The height of the water in the Ottawa River is monitored in several stations along the river. One of them is at Britannia. The average low level at Britannia used by the Canadian Hydrographic Service as vertical datum for the development of nautical charts of the area is of 57.9 meters. On May 7, 2017 at 9:35 AM EDT the level in Britannia reached a maximum record measured at 60.52m (2.62m or 8.60 feet above datum), 28 cm. above its historical maximum of 60.24m in May 1979 (http://www.ottawariver.ca/ottawa-river-britannia.php)
On August 22, 2015 I rowed a Sevylor Rio from the little beach at the end of Massey Lane off Blair Road, to Upper Duck Island where I operated QRP/portable and made the required radio contacts to successfully “qualify” it as “ON-296” for the VE-Islanders’ Canada Islands Activators program (https://thewakesileave.wordpress.com/2015/08/25/upper-duck-island-on-296/). On that occasion, after arrival to the ramp I took a picture of the Jeep parked near the launching site with the Sevylor still inside its bag (see first picture of the composite). The level of the water at Britannia then was around 57.8 meters.
Yesterday (May 10, 2017) at 1:00 PM EDT, albeit from a different angle and from a position further removed from the shore, my friend and colleague Bob VA3QV took another picture of the same beach (see second picture of the composite). The water level at that time in Britannia was of 60.34m (2.54m above what it had been when the first picture was taken).

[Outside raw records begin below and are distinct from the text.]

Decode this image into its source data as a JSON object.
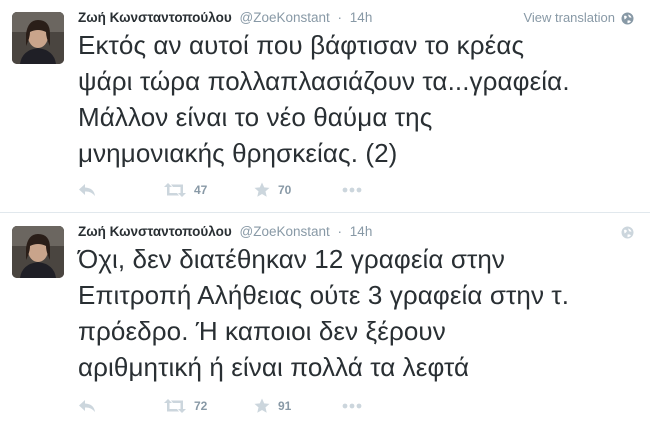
{
  "tweets": [
    {
      "fullname": "Ζωή Κωνσταντοπούλου",
      "username": "@ZoeKonstant",
      "separator": "·",
      "time": "14h",
      "view_translation": "View translation",
      "text_lines": [
        "Εκτός αν αυτοί που βάφτισαν το κρέας",
        "ψάρι τώρα πολλαπλασιάζουν τα...γραφεία.",
        "Μάλλον είναι το νέο θαύμα της",
        "μνημονιακής θρησκείας. (2)"
      ],
      "retweets": "47",
      "favorites": "70"
    },
    {
      "fullname": "Ζωή Κωνσταντοπούλου",
      "username": "@ZoeKonstant",
      "separator": "·",
      "time": "14h",
      "text_lines": [
        "Όχι, δεν διατέθηκαν 12 γραφεία στην",
        "Επιτροπή Αλήθειας ούτε 3 γραφεία στην τ.",
        "πρόεδρο. Ή καποιοι δεν ξέρουν",
        "αριθμητική ή είναι πολλά τα λεφτά"
      ],
      "retweets": "72",
      "favorites": "91"
    }
  ],
  "icons": {
    "reply": "reply-icon",
    "retweet": "retweet-icon",
    "favorite": "star-icon",
    "more": "more-icon",
    "globe": "globe-icon"
  },
  "colors": {
    "text": "#292f33",
    "muted": "#8899a6",
    "icon": "#ccd6dd",
    "divider": "#e1e8ed"
  }
}
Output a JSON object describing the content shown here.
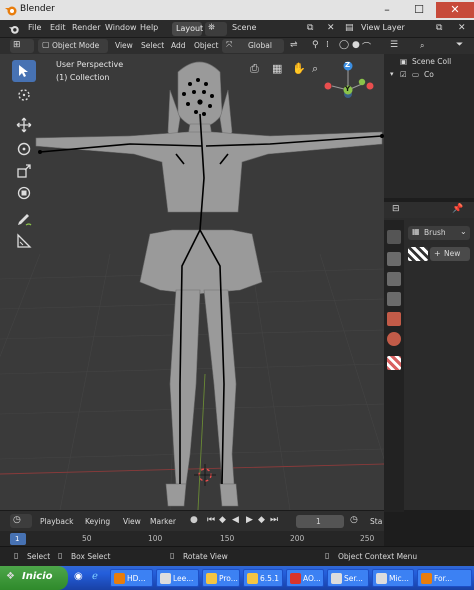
{
  "window": {
    "title": "Blender"
  },
  "menubar": {
    "items": [
      "File",
      "Edit",
      "Render",
      "Window",
      "Help"
    ],
    "workspace_tab": "Layout",
    "scene_label": "Scene",
    "view_layer_label": "View Layer"
  },
  "viewport_header": {
    "mode": "Object Mode",
    "menus": [
      "View",
      "Select",
      "Add",
      "Object"
    ],
    "transform_orientation": "Global"
  },
  "viewport": {
    "perspective_label": "User Perspective",
    "collection_label": "(1) Collection",
    "gizmo": {
      "z": "Z",
      "y": "Y"
    }
  },
  "outliner": {
    "items": [
      {
        "label": "Scene Coll"
      },
      {
        "label": "Co"
      }
    ]
  },
  "properties": {
    "brush_label": "Brush",
    "new_button": "New"
  },
  "timeline": {
    "playback": "Playback",
    "keying": "Keying",
    "view": "View",
    "marker": "Marker",
    "current_frame": "1",
    "start_label": "Sta",
    "ruler_ticks": [
      "1",
      "50",
      "100",
      "150",
      "200",
      "250"
    ]
  },
  "statusbar": {
    "items": [
      "Select",
      "Box Select",
      "Rotate View",
      "Object Context Menu"
    ]
  },
  "taskbar": {
    "start_label": "Inicio",
    "tasks": [
      "HD...",
      "Lee...",
      "Pro...",
      "6.5.1",
      "AO...",
      "Ser...",
      "Mic...",
      "For..."
    ]
  },
  "colors": {
    "accent": "#4772b3",
    "axis_x": "#e94e4e",
    "axis_y": "#8bc34a",
    "axis_z": "#3b8fe3"
  }
}
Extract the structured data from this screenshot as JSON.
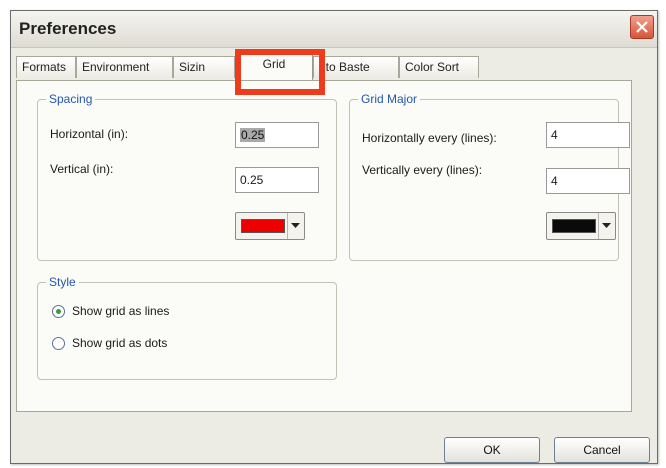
{
  "window": {
    "title": "Preferences"
  },
  "tabs": [
    {
      "label": "Formats"
    },
    {
      "label": "Environment"
    },
    {
      "label": "Sizin"
    },
    {
      "label": "Grid"
    },
    {
      "label": "uto Baste"
    },
    {
      "label": "Color Sort"
    }
  ],
  "active_tab": "Grid",
  "spacing": {
    "title": "Spacing",
    "horizontal_label": "Horizontal (in):",
    "horizontal_value": "0.25",
    "vertical_label": "Vertical (in):",
    "vertical_value": "0.25",
    "color": "#ee0000"
  },
  "grid_major": {
    "title": "Grid Major",
    "horizontal_label": "Horizontally every (lines):",
    "horizontal_value": "4",
    "vertical_label": "Vertically every (lines):",
    "vertical_value": "4",
    "color": "#0a0a0a"
  },
  "style": {
    "title": "Style",
    "options": [
      {
        "label": "Show grid as lines",
        "selected": true
      },
      {
        "label": "Show grid as dots",
        "selected": false
      }
    ]
  },
  "buttons": {
    "ok": "OK",
    "cancel": "Cancel"
  },
  "icons": {
    "close": "close-icon",
    "dropdown": "chevron-down-icon"
  },
  "accent": {
    "highlight": "#ee3b1b",
    "group_label": "#2458a8"
  }
}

In spite of the nearly 2-year period between both pictures and the different vertical and horizontal angles and resulting parallax errors, the trees on the left of both pictures may have preserved enough their shape and characteristics as to permit a rough and tentative superposition of both images (see bottom picture in the composite). By the time one corrects for the different vertical angles and imagines both horizons at the same level, the Jeep becomes totally submerged, as would have been the photographer while taking the first picture.
Here is the same composite with yellow lines indicating on each picture the level of the water at the trees on May 10, 2017:
The tree seen in the distance slightly towards the right at the center of the picture marks the submerged western tip of Upper Duck Island and was used in August 2015 to support the PAR EndFedZ tribander antenna.
This blog salutes the brave individuals and communities that struggled and continue to do so against the high water levels that recently flooded parts of Canada, and in particular those in the Ottawa River Valley.